У Бенедикта именно в Тереме наступает новый этап нравственной деградации. Если раньше он был простым «голубчиком», то теперь, начитавшись книг, и побывав в «духовной» семье Кудеярова, он становится жестоким, алчным, жаждущим лишь одного - заполучить очередную книгу: « Ты, Книга, чистое мое, светлое мое, золото певучее, обещание, мечта, зов дальний…» (Толстая 2001).

Особенно заметны перемены в характере и взглядах Бенедикта, когда он соглашается на работу санитара, о которой ранее думал лишь с содроганием и ужасом.

Судьба героя «Кыси» – пародия на идеалы русских писателей-классиков, видевших в проповедническом слове, высоком чувстве возможность духовного преображения бытия. Восхождение Бенедикта абсолютно мнимо: от изготовления буратины-пушкина до казни-сожжения идола как самосожжения. Герой, спешащий на расправу с голубчиками, сокрывшими древние книги, функционально и атрибутивно совпадает с Пилатом («Санитар себя блюсти должен, руки у него всегда должны быть чистыми. На крюке непременно грязь от голубчика бывает: сукровица али блевотина, мало ли, а руки должны быть чистыми. Потому Бенедикт руки всегда мыл»), Великим Инквизитором, Двенадцатью Блока и самой Кысью: тесть «швырнул Бенедикту балахон; оболокло Бенедикта, ослепило на мгновение, но прорези сами пали на глаза, все видать как через щель, все дела людские, мелкие, трусливые, копошливые; им бы супу да на лежанку, а ветер воет, вьюга свищет, и кысь – в полете; летит, торжествуя, над городом – красная конница бурей летит через город» (Толстая 2001, с. 255). Невозможность жить по писанному приводит героя к ненависти, бунту, истреблению мира живого.

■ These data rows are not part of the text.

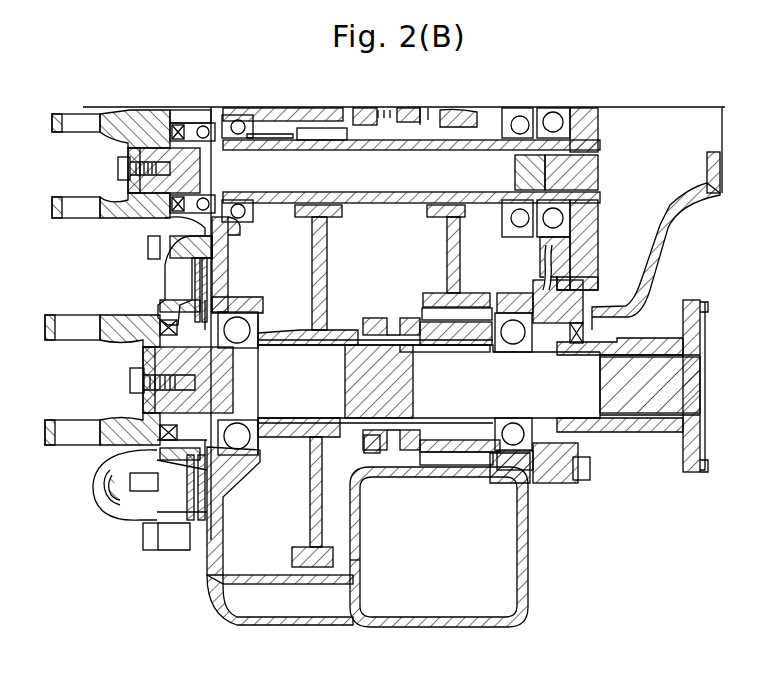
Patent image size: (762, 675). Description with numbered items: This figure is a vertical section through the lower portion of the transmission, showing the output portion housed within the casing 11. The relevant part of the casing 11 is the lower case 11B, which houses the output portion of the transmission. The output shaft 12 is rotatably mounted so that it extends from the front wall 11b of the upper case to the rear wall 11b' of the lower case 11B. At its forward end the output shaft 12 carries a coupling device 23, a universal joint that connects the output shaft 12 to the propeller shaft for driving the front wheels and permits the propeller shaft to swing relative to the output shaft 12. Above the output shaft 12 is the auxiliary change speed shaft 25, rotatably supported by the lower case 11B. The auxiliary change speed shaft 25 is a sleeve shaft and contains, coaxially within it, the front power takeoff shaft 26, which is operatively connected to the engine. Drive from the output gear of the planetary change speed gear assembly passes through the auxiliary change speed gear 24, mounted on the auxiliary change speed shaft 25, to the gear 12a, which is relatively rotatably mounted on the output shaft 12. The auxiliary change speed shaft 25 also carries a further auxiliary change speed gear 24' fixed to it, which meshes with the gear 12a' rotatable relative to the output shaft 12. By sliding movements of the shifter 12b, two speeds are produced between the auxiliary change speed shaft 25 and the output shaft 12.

The casing 11 is at (527, 583).
The lower case 11B is at (132, 282).
The front wall of the upper case 11b is at (152, 236).
The rear wall of the lower case 11b' is at (593, 255).
The output shaft 12 is at (690, 395).
The gear 12a is at (460, 497).
The gear 12a' is at (367, 563).
The shifter 12b is at (407, 455).
The coupling device 23 is at (76, 312).
The auxiliary change speed gear 24 is at (405, 327).
The further auxiliary change speed gear 24' is at (306, 386).
The auxiliary change speed shaft 25 is at (383, 200).
The front power takeoff shaft 26 is at (588, 173).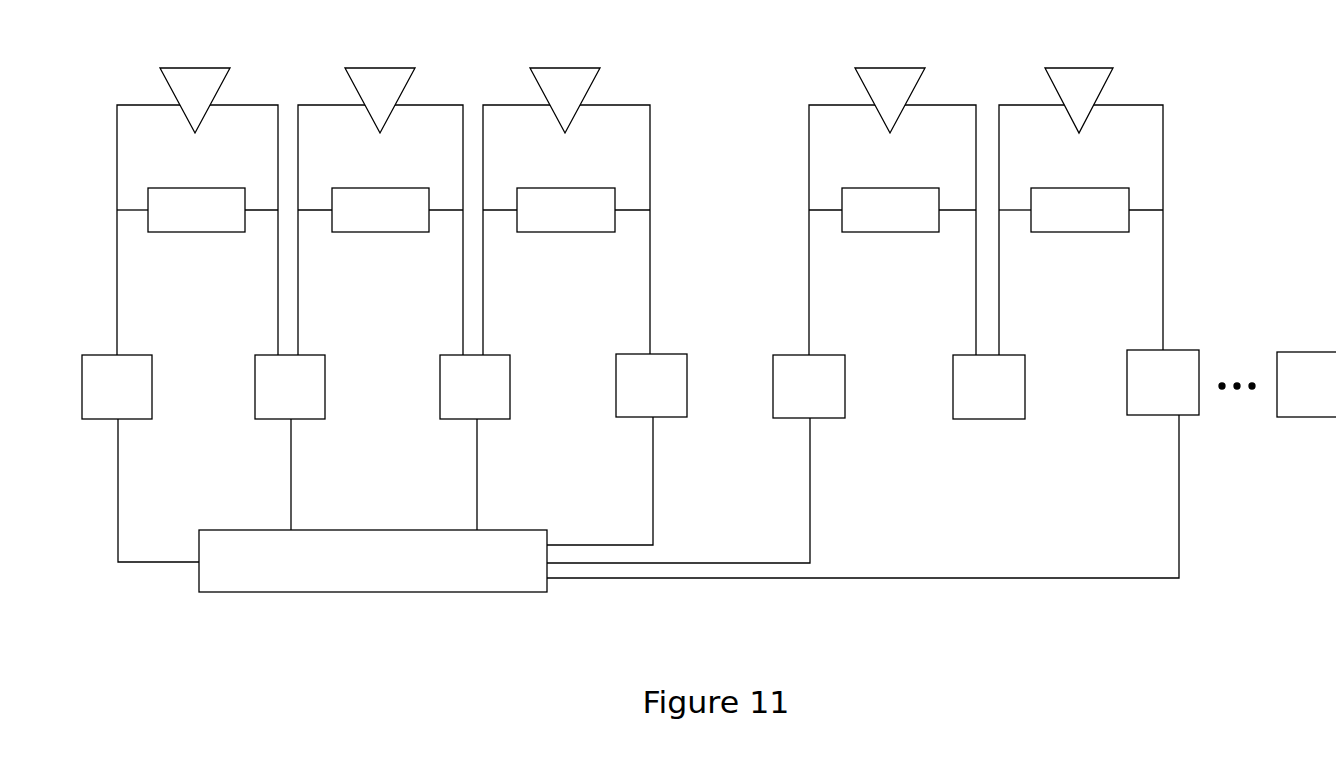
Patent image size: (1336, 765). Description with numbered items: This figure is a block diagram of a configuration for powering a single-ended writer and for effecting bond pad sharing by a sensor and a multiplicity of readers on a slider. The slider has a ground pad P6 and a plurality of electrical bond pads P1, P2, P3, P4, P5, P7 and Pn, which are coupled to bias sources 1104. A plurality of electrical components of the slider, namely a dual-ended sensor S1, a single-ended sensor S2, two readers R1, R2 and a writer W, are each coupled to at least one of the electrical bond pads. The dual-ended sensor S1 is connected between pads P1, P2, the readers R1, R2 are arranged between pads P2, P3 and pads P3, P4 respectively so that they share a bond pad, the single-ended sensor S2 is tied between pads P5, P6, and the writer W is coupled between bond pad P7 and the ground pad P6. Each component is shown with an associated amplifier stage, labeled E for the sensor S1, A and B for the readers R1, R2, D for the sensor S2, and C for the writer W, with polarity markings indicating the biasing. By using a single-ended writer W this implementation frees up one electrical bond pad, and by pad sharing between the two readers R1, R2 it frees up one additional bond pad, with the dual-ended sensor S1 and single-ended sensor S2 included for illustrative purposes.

The bias sources 1104 is at (401, 530).
The electrical bond pad P1 is at (117, 387).
The electrical bond pad P2 is at (290, 387).
The electrical bond pad P3 is at (475, 387).
The electrical bond pad P4 is at (651, 385).
The electrical bond pad P5 is at (809, 386).
The ground pad P6 is at (989, 387).
The electrical bond pad P7 is at (1163, 382).
The electrical bond pad Pn is at (1306, 384).
The dual-ended sensor S1 is at (196, 210).
The single-ended sensor S2 is at (890, 210).
The reader R1 is at (380, 210).
The reader R2 is at (566, 210).
The writer W is at (1080, 210).
The amplifier A is at (380, 100).
The amplifier B is at (565, 100).
The amplifier C is at (1079, 100).
The amplifier D is at (890, 100).
The amplifier E is at (195, 100).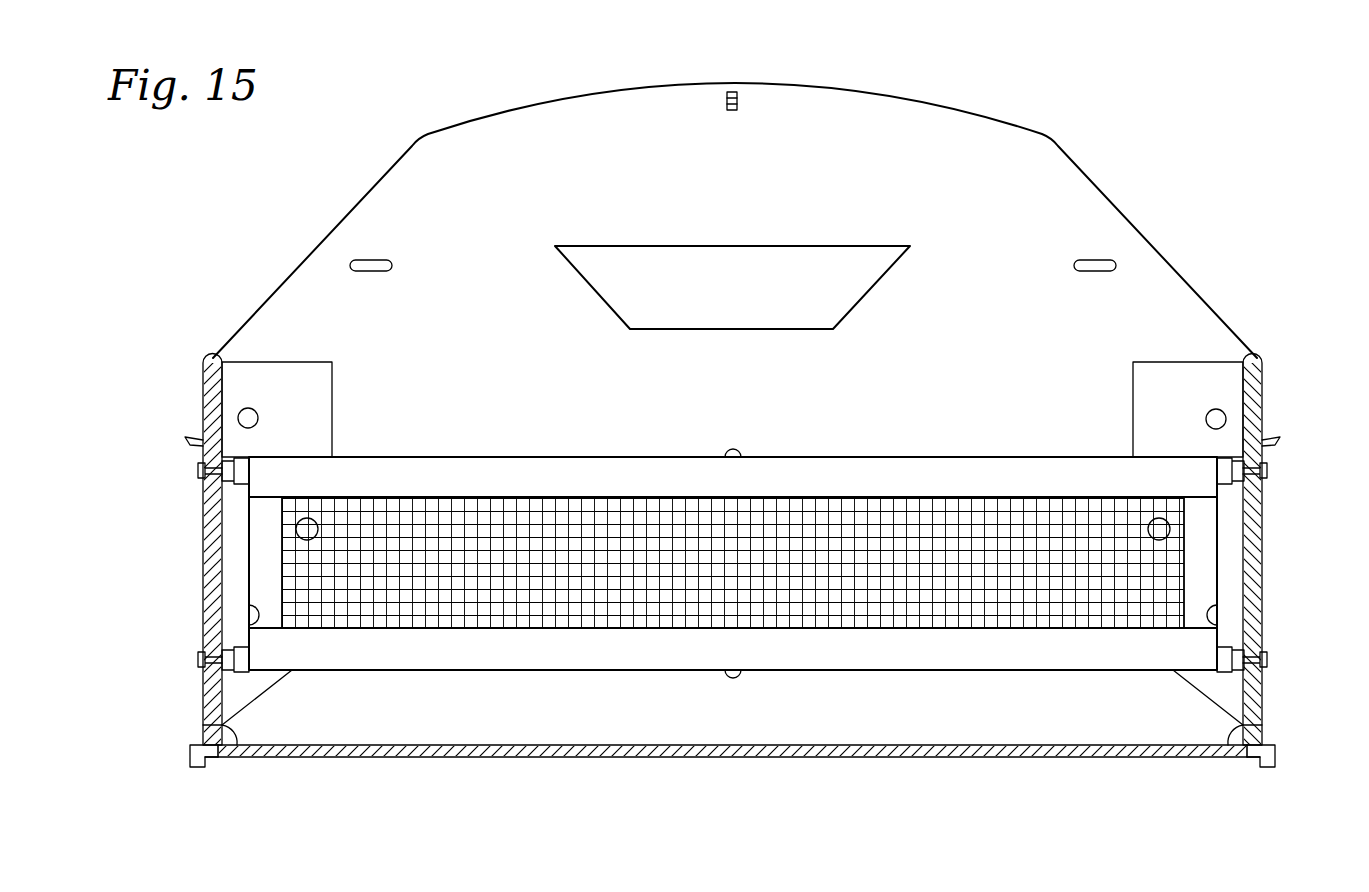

На протяжении всего романа читатель надеется, что Бенедикт вот-вот обретет свой путь, на который его постоянно направляют Никита Иваныч и Варвара Лукинишна. Создается впечатление, что, прочитав такое огромное количество книг, Бенедикт вот-вот поймет смысл бытия, сможет выйти из мира-балаганчика к Иному, как увидеть Свет в конце Терема-лабиринта. Но этого не происходит. В центре внимания автора на протяжении всего романа находится процесс становления личности главного героя - от момента его первой любви и женитьбы на Оленьке, до момента его полного отделения от общества, одиночества, в котором ему предстоит сделать выбор, в дальнейшем определивший судьбу всего города-театра.

В конце концов, становится понятно, что Бенедикт абсолютно не способен на прозрение, несмотря на все количество прочитанных им книг. Буратино не становится Человеком.

«Кысь»-антиутопический роман, спецификой которого является использование повторений опорных ситуаций классических сюжетов, благодаря чему создается пародийный образ самой антиутопической литературы. Толстая словно насмехается над российским укладом общественной и частной жизни, обращается к абсурдным страницам прошлого и настоящего, художественно препарируя наше социальное бытие (например, пародийный образ верховного правителя), сознание, культуру. Сам Бенедикт также предстает перед нами словно пародия на некоего образованного человека, стремящегося прочитать, познать все вокруг и в итоге остающегося ни с чем. Согласно статье М.Липовецкого «След Кыси», парадокс романа состоит и в том, что насыщенный, с одной стороны, богатейшей литературной цитатностью (книги, которые читает Бенедикт, в пределе представляют всю мировую литературу), а с другой стороны, роскошным простонародным сказом, новой первобытной мифологией и сказочностью, - он, тем не менее, оказывается блистательно-острой книгой о культурной немоте и о слове, немотой и забвением рожденном.